There is ample precedent in both the history of the nation and the history of Christianity of individuals who suffered incarceration for their beliefs and their efforts to bear witness to their convictions. St. Paul in the course of his ministry to the peoples in and around the Holy Lands, spent a total of seven years in prison. Both Ghandi and Martin Luther King, Jr. were in and out of prison throughout their activist careers. Henry David Thoreau was jailed because of his refusal to pay tax to support the war with Mexico. While I do not have the effrontery to even remotely compare myself to these towering figures, it is their spirit and tradition in which I undertook my action.

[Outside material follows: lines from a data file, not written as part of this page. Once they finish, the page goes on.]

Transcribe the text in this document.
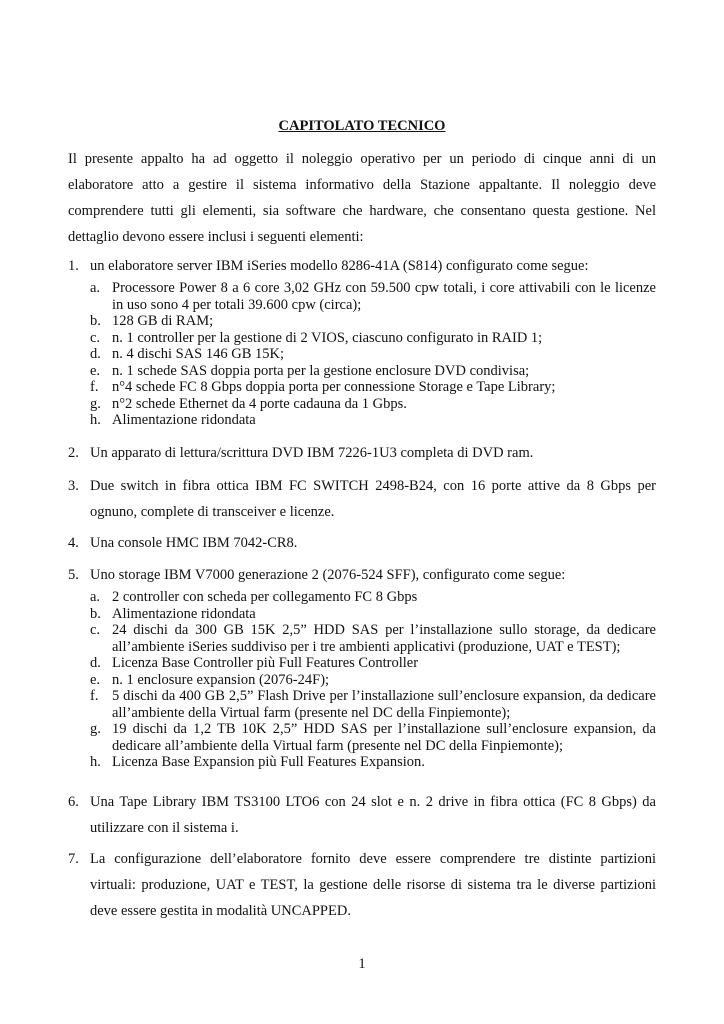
CAPITOLATO TECNICO

Il presente appalto ha ad oggetto il noleggio operativo per un periodo di cinque anni di un elaboratore atto a gestire il sistema informativo della Stazione appaltante. Il noleggio deve comprendere tutti gli elementi, sia software che hardware, che consentano questa gestione. Nel dettaglio devono essere inclusi i seguenti elementi:

1. un elaboratore server IBM iSeries modello 8286-41A (S814) configurato come segue:
a. Processore Power 8 a 6 core 3,02 GHz con 59.500 cpw totali, i core attivabili con le licenze in uso sono 4 per totali 39.600 cpw (circa);
b. 128 GB di RAM;
c. n. 1 controller per la gestione di 2 VIOS, ciascuno configurato in RAID 1;
d. n. 4 dischi SAS 146 GB 15K;
e. n. 1 schede SAS doppia porta per la gestione enclosure DVD condivisa;
f. n°4 schede FC 8 Gbps doppia porta per connessione Storage e Tape Library;
g. n°2 schede Ethernet da 4 porte cadauna da 1 Gbps.
h. Alimentazione ridondata
2. Un apparato di lettura/scrittura DVD IBM 7226-1U3 completa di DVD ram.
3. Due switch in fibra ottica IBM FC SWITCH 2498-B24, con 16 porte attive da 8 Gbps per ognuno, complete di transceiver e licenze.
4. Una console HMC IBM 7042-CR8.
5. Uno storage IBM V7000 generazione 2 (2076-524 SFF), configurato come segue:
a. 2 controller con scheda per collegamento FC 8 Gbps
b. Alimentazione ridondata
c. 24 dischi da 300 GB 15K 2,5” HDD SAS per l’installazione sullo storage, da dedicare all’ambiente iSeries suddiviso per i tre ambienti applicativi (produzione, UAT e TEST);
d. Licenza Base Controller più Full Features Controller
e. n. 1 enclosure expansion (2076-24F);
f. 5 dischi da 400 GB 2,5” Flash Drive per l’installazione sull’enclosure expansion, da dedicare all’ambiente della Virtual farm (presente nel DC della Finpiemonte);
g. 19 dischi da 1,2 TB 10K 2,5” HDD SAS per l’installazione sull’enclosure expansion, da dedicare all’ambiente della Virtual farm (presente nel DC della Finpiemonte);
h. Licenza Base Expansion più Full Features Expansion.
6. Una Tape Library IBM TS3100 LTO6 con 24 slot e n. 2 drive in fibra ottica (FC 8 Gbps) da utilizzare con il sistema i.
7. La configurazione dell’elaboratore fornito deve essere comprendere tre distinte partizioni virtuali: produzione, UAT e TEST, la gestione delle risorse di sistema tra le diverse partizioni deve essere gestita in modalità UNCAPPED.
1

No substantial gain in our efforts to continually evolve into a more humane and caring society has been made without the willingness of individuals—with non violence as both a creed and a strategy–to step outside the framework of law and tradition in order to correct wrongs when conventional measures had failed. The abolition of slavery, the enactment of civil rights legislation, the right of women to vote, the termination of the Vietnam war could not have come about without the help of the same kind of non violent, direct, and sometime unlawful action that we are using here to stop mountaintop removal.
And as a Christian as well as one who basically respects the laws of the land, I see the growth and maturing of my Faith to be in direct proportion to my readiness to stand for truth, and to embrace causes that will contribute to our moral and spiritual uplift as the dominant species on the planet.